HyperAI

LLM4Mat-Bench Crystal Structure Dataset

Date

a month ago

Organization

Princeton University
University of Toronto

Publish URL

github.com

Download Help

LLM4Mat-Bench is a multimodal language model evaluation dataset for material property prediction jointly created by Princeton University, University of Toronto and other institutions. The related paper results are "LLM4Mat-Bench: Benchmarking Large Language Models for Materials Property Prediction", which aims to evaluate the performance of large language models (LLMs) in material property prediction and material discovery tasks. The dataset contains about 1.97 million crystal structure samples from 10 public material databases, covering 45 different material physical and chemical properties. It is the largest benchmark to date for evaluating the performance of large language models (LLMs) for material property prediction.

LLM4Mat-Bench Statistics

Each record in the dataset is characterized by multiple input modalities, including crystal chemical composition, standard crystal structure file (CIF), and natural language description of crystal structure generated by Robocrystallographer tool. These modalities together constitute a comprehensive representation of the material, which is used to support LLMs input and learning in various task scenarios.

Total amount of data:

  • Crystal composition mode (Composition): about 4.7M tokens
  • Crystal structure mode (CIF): about 615.5M tokens
  • Text Descriptions: about 3.1B tokens

The process of building this dataset includes collecting original CIF files and material properties from multiple mainstream material databases, and automatically generating structural language descriptions based on crystal structures, thereby forming multi-modal, unified structure data samples.

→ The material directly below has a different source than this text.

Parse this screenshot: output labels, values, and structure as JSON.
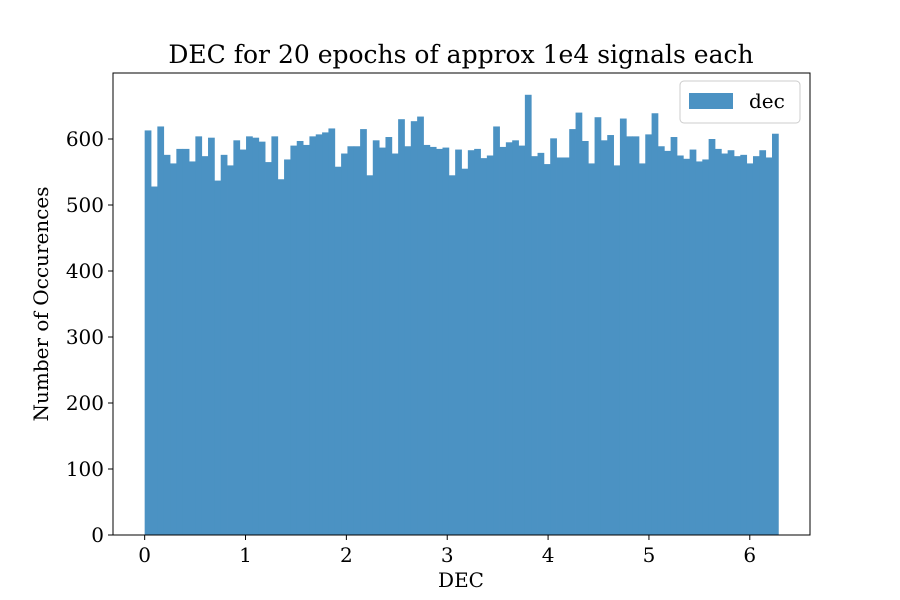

Each sample record contains the corresponding material ID, chemical formula, property values (such as band gap, formation energy, density, elastic modulus, etc.) and other information.

The core goal of LLM4Mat-Bench is to promote the cross-integration of materials science and natural language processing, and to promote the research and application development in the fields of task-specific model evaluation, attribute prediction, instruction fine-tuning, etc. Its multi-source, multi-modal, and large-scale characteristics make it an important reference benchmark in the research of material language models.